FTL issues with uniform sharding and high test count
Opened this issue · 1 comments
Describe the bug
We use flank to run our Android FTL tests. And we use uniform sharding (num-uniform-shards setting) instead of smart sharding because we need access to a valid shardIndex to support shard-specific users, and smart sharding sets the shardIndex to 0 for all shards.
Our test runs just recently started failing on FTL, and a quick summary of the reason that they fail is that we seem to have hit a limit (roughly 970) of the number of tests that we can include in a run. The reason for that is that flank produces a command like this for each shard:
adb shell am instrument -w -r \
-e numShards 40 \
-e shardIndex 2 \
-e class com.onepeloton.callisto.instrumentationTest.flows.ActivityFeedMobileTests#test_C13590563_feed_workout_cards_class_thumbnail_JWO,class com.onepeloton.callisto.instrumentationTest.flows.CircuitsFiltersMobileTests#test_C18008311_gym_filter_length...(970 test targets)"

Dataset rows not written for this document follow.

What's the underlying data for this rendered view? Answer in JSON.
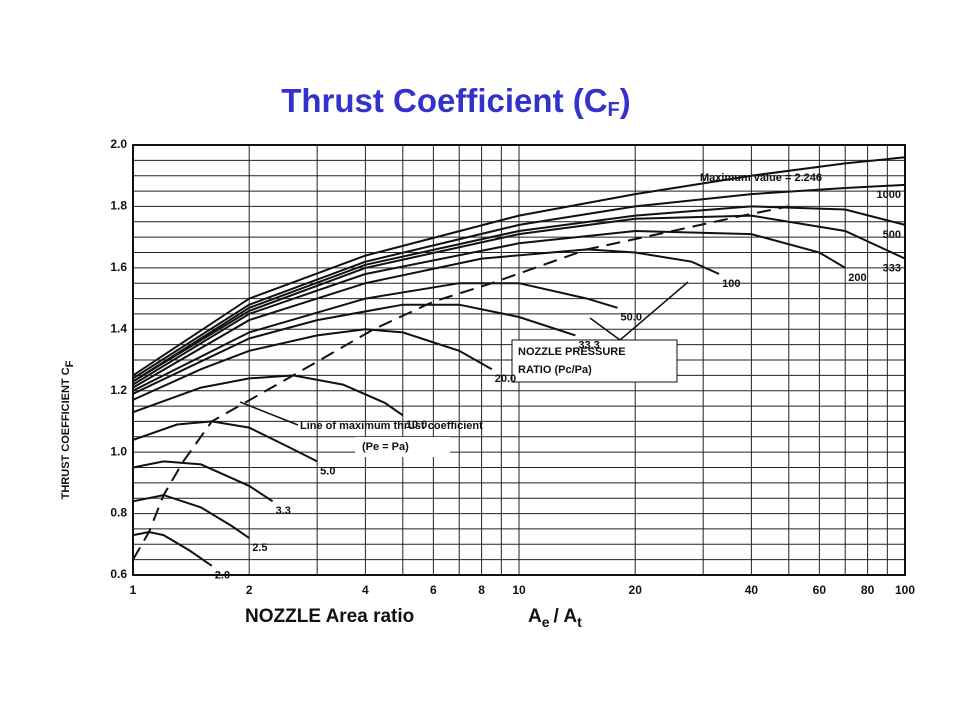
{
  "chart_data": {
    "type": "line",
    "title": "Thrust Coefficient (C",
    "title_subscript": "F",
    "title_suffix": ")",
    "y_label": "THRUST COEFFICIENT C",
    "y_label_subscript": "F",
    "x_label": "NOZZLE Area ratio",
    "x_label_ratio": [
      "A",
      "e",
      "/ A",
      "t"
    ],
    "log_x": true,
    "grid": true,
    "color": "#111111",
    "xlim": [
      1,
      100
    ],
    "xticks": [
      1,
      2,
      4,
      6,
      8,
      10,
      20,
      40,
      60,
      80,
      100
    ],
    "x_minor_ticks": [
      3,
      5,
      7,
      9,
      30,
      50,
      70,
      90
    ],
    "ylim": [
      0.6,
      2.0
    ],
    "yticks": [
      {
        "value": 0.6,
        "label": "0.6"
      },
      {
        "value": 0.8,
        "label": "0.8"
      },
      {
        "value": 1.0,
        "label": "1.0"
      },
      {
        "value": 1.2,
        "label": "1.2"
      },
      {
        "value": 1.4,
        "label": "1.4"
      },
      {
        "value": 1.6,
        "label": "1.6"
      },
      {
        "value": 1.8,
        "label": "1.8"
      },
      {
        "value": 2.0,
        "label": "2.0"
      }
    ],
    "y_minor_ticks": [
      0.65,
      0.7,
      0.75,
      0.85,
      0.9,
      0.95,
      1.05,
      1.1,
      1.15,
      1.25,
      1.3,
      1.35,
      1.45,
      1.5,
      1.55,
      1.65,
      1.7,
      1.75,
      1.85,
      1.9,
      1.95
    ],
    "annotations": {
      "pressure_ratio": [
        "NOZZLE PRESSURE",
        "RATIO (Pc/Pa)"
      ],
      "optimum": "(Pe = Pa)"
    },
    "series": [
      {
        "name": "2.0",
        "x": [
          1,
          1.1,
          1.2,
          1.4,
          1.6
        ],
        "values": [
          0.73,
          0.74,
          0.73,
          0.68,
          0.63
        ]
      },
      {
        "name": "2.5",
        "x": [
          1,
          1.2,
          1.5,
          1.8,
          2
        ],
        "values": [
          0.84,
          0.86,
          0.82,
          0.76,
          0.72
        ]
      },
      {
        "name": "3.3",
        "x": [
          1,
          1.2,
          1.5,
          2,
          2.3
        ],
        "values": [
          0.95,
          0.97,
          0.96,
          0.89,
          0.84
        ]
      },
      {
        "name": "5.0",
        "x": [
          1,
          1.3,
          1.6,
          2,
          2.5,
          3
        ],
        "values": [
          1.04,
          1.09,
          1.1,
          1.08,
          1.02,
          0.97
        ]
      },
      {
        "name": "10.0",
        "x": [
          1,
          1.5,
          2,
          2.6,
          3.5,
          4.5,
          5
        ],
        "values": [
          1.13,
          1.21,
          1.24,
          1.25,
          1.22,
          1.16,
          1.12
        ]
      },
      {
        "name": "20.0",
        "x": [
          1,
          1.5,
          2,
          3,
          4,
          5,
          7,
          8.5
        ],
        "values": [
          1.17,
          1.27,
          1.33,
          1.38,
          1.4,
          1.39,
          1.33,
          1.27
        ]
      },
      {
        "name": "33.3",
        "x": [
          1,
          2,
          3,
          5,
          7,
          10,
          14
        ],
        "values": [
          1.19,
          1.37,
          1.43,
          1.48,
          1.48,
          1.44,
          1.38
        ]
      },
      {
        "name": "50.0",
        "x": [
          1,
          2,
          4,
          7,
          10,
          15,
          18
        ],
        "values": [
          1.2,
          1.39,
          1.5,
          1.55,
          1.55,
          1.5,
          1.47
        ]
      },
      {
        "name": "100",
        "x": [
          1,
          2,
          4,
          8,
          15,
          20,
          28,
          33
        ],
        "values": [
          1.21,
          1.43,
          1.55,
          1.63,
          1.66,
          1.65,
          1.62,
          1.58
        ]
      },
      {
        "name": "200",
        "x": [
          1,
          2,
          4,
          10,
          20,
          40,
          60,
          70
        ],
        "values": [
          1.22,
          1.45,
          1.58,
          1.68,
          1.72,
          1.71,
          1.65,
          1.6
        ]
      },
      {
        "name": "333",
        "x": [
          1,
          2,
          4,
          10,
          20,
          40,
          70,
          100
        ],
        "values": [
          1.23,
          1.46,
          1.6,
          1.71,
          1.76,
          1.77,
          1.72,
          1.63
        ]
      },
      {
        "name": "500",
        "x": [
          1,
          2,
          4,
          10,
          20,
          40,
          70,
          100
        ],
        "values": [
          1.23,
          1.47,
          1.61,
          1.72,
          1.77,
          1.8,
          1.79,
          1.74
        ]
      },
      {
        "name": "1000",
        "x": [
          1,
          2,
          4,
          10,
          20,
          40,
          70,
          100
        ],
        "values": [
          1.24,
          1.48,
          1.62,
          1.74,
          1.8,
          1.84,
          1.86,
          1.87
        ]
      },
      {
        "name": "Maximum value = 2.246",
        "x": [
          1,
          2,
          4,
          10,
          20,
          40,
          70,
          100
        ],
        "values": [
          1.25,
          1.5,
          1.64,
          1.77,
          1.84,
          1.9,
          1.94,
          1.96
        ]
      },
      {
        "name": "Line of maximum thrust coefficient",
        "dash": true,
        "x": [
          1,
          1.1,
          1.2,
          1.35,
          1.6,
          2.6,
          4.2,
          6,
          8.5,
          15,
          25,
          38,
          50
        ],
        "values": [
          0.65,
          0.74,
          0.86,
          0.97,
          1.1,
          1.25,
          1.4,
          1.49,
          1.55,
          1.66,
          1.72,
          1.77,
          1.8
        ]
      }
    ]
  }
}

In other words, each shard gets passed all 970 tests, instead of just the 25 or so tests that that shard needs to run. And that super-long list causes an error in FTL:
/sdcard/run_command_7539975812237112782.sh[2]: /system/bin/app_process: Argument list too long
So, I was hoping that you could either (1) fix this problem by not passing all tests to each shard, (2) come up with a workaround, or (3) report a valid shardIndex when smart-sharding is used so that I don't have to use uniform sharding.
To Reproduce
Steps to reproduce the behavior:
-
Create 970 tests (see the android_shards.json file below that flank produced for us).
matrix-1rmnzi34f1nkc_android_shards.json -
Run on FTL with uniform sharding. I don't think that the shard count even matters, but we used 40.
Expected behavior
The test run completes.
Observed behavior
The test run never gets off the ground. All shards report
/sdcard/run_command_7539975812237112782.sh[2]: /system/bin/app_process: Argument list too long
Details (please complete the following information):
Have you tested on the latest Flank snapshot?
Would it make a difference?
Post the output of
flank --version
.
We are using flank v23.10.1
Additional context
Add any other context about the problem here.
We are able to work around this problem by excluding some test modules to reduce the total test count. But once the test count hits a certain number (~970), we get the "Argument list too long" failure message.